Applying the products from the right reduces memory overhead, and the right identity for the Kronecker product is (list*->array 2 '((1))). On my Linux box the time macro returns

(time (kronecker-product-left-to-right A A A A A A))
    3.410823 secs real time
    3.405164 secs cpu time (3.139629 user, 0.265535 system)
    35 collections accounting for 1.192725 secs real time (1.153827 user, 0.035899 system)
    5872915072 bytes allocated
    286835 minor faults
    no major faults
    12250415484 cpu cycles
(time (kronecker-product-right-to-left A A A A A A))
    0.742896 secs real time
    0.741886 secs cpu time (0.714960 user, 0.026926 system)
    no collections
    143861856 bytes allocated
    34945 minor faults
    no major faults
    2668186698 cpu cycles

There are (expt 16 6) elements in the result, each taking 8 bytes, and because of the sequence of operations, the memory in the bodies of the result and all intermediate arrays is

> (inexact (* (expt 16 6) 8 16/15))
143165576.53333333

bytes, so the memory overhead for the right-to-left version is minimal while the memory overhead for the left-to-right version is a factor of

> (/ 5872915072 143165576.53333333)
41.02183789014816

I'm still thinking about how to automatically broadcast generalized (non-strict) array arguments. At the moment I think that copying a generalized array argument to a specialized (strict) array before broadcasting in a nontrivial way (meaning that the broadcast domain is not the same as the argument domain) is the "right thing" to do.

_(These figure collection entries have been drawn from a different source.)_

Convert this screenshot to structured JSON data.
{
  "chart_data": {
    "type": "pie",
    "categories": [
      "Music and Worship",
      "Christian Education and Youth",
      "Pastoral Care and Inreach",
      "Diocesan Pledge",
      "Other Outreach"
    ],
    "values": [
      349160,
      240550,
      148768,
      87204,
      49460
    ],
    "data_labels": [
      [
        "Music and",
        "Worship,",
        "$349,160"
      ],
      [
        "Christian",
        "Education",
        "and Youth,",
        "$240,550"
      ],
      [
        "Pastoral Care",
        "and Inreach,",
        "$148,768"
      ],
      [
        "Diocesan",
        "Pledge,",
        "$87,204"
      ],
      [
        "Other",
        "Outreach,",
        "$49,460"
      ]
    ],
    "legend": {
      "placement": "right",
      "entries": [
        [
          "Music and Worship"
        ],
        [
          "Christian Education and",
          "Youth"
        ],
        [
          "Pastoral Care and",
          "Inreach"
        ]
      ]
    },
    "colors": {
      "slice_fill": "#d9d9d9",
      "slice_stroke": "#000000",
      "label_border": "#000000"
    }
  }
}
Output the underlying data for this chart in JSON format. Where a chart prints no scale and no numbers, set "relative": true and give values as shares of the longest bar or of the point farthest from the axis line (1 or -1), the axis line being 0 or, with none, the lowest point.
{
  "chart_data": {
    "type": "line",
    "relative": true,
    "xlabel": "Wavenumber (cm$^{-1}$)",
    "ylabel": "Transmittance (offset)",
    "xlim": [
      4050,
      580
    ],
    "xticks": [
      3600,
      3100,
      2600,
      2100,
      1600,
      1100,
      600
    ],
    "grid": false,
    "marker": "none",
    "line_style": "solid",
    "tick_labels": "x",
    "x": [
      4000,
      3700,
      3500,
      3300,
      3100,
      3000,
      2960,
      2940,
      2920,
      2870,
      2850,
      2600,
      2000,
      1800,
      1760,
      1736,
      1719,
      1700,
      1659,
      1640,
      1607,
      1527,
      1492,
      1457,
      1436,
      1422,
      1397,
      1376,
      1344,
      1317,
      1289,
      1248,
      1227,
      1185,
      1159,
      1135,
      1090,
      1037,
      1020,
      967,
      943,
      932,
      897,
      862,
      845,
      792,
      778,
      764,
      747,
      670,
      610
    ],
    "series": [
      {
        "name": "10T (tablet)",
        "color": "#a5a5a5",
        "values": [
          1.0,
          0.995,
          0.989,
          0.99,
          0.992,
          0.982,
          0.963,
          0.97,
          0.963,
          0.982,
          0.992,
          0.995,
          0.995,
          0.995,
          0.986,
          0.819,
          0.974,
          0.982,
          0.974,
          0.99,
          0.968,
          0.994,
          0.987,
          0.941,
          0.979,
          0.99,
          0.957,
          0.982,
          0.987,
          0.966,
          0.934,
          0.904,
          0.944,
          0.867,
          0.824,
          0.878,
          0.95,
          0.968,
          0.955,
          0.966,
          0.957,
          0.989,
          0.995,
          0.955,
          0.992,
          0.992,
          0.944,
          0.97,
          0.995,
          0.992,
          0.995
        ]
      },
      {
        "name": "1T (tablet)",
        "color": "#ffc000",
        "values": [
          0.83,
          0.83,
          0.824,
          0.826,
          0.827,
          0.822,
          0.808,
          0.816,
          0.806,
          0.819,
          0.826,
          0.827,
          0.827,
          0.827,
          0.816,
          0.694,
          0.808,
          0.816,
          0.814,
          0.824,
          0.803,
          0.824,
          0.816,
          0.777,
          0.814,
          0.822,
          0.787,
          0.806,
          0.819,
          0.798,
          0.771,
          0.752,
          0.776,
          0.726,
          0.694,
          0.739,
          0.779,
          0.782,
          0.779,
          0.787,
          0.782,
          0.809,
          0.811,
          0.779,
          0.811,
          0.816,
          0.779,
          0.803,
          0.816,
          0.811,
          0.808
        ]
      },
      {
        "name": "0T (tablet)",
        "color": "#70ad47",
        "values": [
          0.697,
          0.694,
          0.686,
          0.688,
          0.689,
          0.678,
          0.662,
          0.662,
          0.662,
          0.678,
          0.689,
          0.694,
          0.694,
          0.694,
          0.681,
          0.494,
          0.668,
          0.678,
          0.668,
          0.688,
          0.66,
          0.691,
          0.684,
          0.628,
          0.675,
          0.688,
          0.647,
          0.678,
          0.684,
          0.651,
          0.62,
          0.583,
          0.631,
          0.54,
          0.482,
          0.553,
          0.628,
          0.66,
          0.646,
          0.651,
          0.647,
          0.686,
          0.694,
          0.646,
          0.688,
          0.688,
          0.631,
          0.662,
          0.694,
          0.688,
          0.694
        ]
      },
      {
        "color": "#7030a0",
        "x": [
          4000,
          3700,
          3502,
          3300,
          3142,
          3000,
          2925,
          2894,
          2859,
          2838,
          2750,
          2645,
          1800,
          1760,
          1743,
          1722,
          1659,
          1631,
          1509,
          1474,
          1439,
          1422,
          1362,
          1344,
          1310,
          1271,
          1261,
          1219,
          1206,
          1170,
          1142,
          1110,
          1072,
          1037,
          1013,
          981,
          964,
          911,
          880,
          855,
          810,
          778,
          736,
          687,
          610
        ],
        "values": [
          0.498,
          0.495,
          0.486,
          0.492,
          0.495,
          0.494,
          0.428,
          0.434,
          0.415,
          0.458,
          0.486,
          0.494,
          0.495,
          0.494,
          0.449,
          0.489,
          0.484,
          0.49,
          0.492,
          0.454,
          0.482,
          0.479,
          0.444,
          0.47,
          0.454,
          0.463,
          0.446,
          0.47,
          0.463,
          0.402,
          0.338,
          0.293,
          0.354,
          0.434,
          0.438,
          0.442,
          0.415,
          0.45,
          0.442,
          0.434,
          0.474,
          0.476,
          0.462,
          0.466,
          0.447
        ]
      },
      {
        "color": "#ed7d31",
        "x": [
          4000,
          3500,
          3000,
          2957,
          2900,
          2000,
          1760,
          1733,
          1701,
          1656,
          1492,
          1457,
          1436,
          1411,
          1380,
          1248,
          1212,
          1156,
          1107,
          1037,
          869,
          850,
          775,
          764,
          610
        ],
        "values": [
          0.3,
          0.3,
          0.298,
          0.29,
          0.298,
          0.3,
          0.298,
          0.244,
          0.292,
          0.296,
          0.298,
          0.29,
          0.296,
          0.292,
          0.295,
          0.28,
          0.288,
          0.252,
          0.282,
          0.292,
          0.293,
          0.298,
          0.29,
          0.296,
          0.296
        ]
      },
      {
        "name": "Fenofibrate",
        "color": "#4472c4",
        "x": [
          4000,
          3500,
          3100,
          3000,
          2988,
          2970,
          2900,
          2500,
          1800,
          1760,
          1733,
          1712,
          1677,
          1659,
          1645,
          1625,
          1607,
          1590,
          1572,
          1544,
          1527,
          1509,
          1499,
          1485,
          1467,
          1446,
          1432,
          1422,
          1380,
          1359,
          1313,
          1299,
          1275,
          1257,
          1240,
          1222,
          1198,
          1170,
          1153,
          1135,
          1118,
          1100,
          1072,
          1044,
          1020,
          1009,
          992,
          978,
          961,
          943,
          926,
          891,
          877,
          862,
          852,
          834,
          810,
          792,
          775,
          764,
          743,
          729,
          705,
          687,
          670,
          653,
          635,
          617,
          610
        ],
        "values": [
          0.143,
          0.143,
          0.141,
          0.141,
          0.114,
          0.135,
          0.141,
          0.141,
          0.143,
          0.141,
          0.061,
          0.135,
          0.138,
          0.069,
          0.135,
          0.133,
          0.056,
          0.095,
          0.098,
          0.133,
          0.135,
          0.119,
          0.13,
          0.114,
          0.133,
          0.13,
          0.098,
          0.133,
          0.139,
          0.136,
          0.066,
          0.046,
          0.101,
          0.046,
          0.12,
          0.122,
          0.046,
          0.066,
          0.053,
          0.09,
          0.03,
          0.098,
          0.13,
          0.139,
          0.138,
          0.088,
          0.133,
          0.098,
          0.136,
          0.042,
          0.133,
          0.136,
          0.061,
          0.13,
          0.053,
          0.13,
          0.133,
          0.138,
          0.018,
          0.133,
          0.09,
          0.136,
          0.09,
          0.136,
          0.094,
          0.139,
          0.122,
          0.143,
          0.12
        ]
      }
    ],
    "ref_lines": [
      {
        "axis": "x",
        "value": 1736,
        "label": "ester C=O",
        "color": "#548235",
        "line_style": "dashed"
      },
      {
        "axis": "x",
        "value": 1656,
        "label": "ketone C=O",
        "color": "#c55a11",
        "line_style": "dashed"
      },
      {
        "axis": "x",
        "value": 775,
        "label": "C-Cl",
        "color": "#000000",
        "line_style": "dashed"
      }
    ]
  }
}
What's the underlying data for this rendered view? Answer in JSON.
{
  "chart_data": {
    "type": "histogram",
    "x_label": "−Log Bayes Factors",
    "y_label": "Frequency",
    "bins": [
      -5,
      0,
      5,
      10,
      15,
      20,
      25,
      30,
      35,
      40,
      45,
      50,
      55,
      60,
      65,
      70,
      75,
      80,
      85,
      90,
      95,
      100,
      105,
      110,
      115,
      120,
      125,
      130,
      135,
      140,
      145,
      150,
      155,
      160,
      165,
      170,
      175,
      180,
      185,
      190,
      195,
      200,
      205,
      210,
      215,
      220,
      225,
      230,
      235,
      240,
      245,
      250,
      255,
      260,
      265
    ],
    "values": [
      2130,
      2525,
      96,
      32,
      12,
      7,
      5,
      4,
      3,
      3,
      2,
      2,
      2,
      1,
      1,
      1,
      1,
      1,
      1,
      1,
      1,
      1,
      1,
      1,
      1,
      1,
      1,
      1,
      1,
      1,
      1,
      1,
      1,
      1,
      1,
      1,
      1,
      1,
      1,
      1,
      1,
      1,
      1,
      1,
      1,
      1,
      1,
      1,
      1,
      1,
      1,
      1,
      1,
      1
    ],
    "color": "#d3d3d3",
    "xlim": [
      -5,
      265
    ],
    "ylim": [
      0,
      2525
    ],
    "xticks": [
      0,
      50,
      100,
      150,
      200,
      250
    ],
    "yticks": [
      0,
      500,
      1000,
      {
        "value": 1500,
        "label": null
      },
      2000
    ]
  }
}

I am wondering whether this approach would be faster?

((A * B)* (C * D)) *( (E * F) * (G * H) )

The idea being to keep intermediary results as small as possible.

Apropos - I can't remember in which order racket/math multiplies matrices.
Maybe there is room for improvement.

Algorithmically, the final result has as entries all products of entries from each of the arrays, so re-associating the products cannot reduce the numbers of operations as it may with matrix multiplication.

The way the SRFI 231 code is written, the overhead consists of building a generalized array for each entry in the left-hand side of each product, so to minimize that overhead the size of the left-hand matrices should be minimized, i.e., one should associate from the right.

Interestingly, the same code also computes the tensor Kronecker product of any order, which is defined in Definition 2.13 of "Kronecker Product of Tensors and Hypergraphs: Structure and Dynamics", found here:

https://arxiv.org/pdf/2305.03875

https://epubs.siam.org/doi/full/10.1137/23M1592547

I think it's a good example use of array-block!.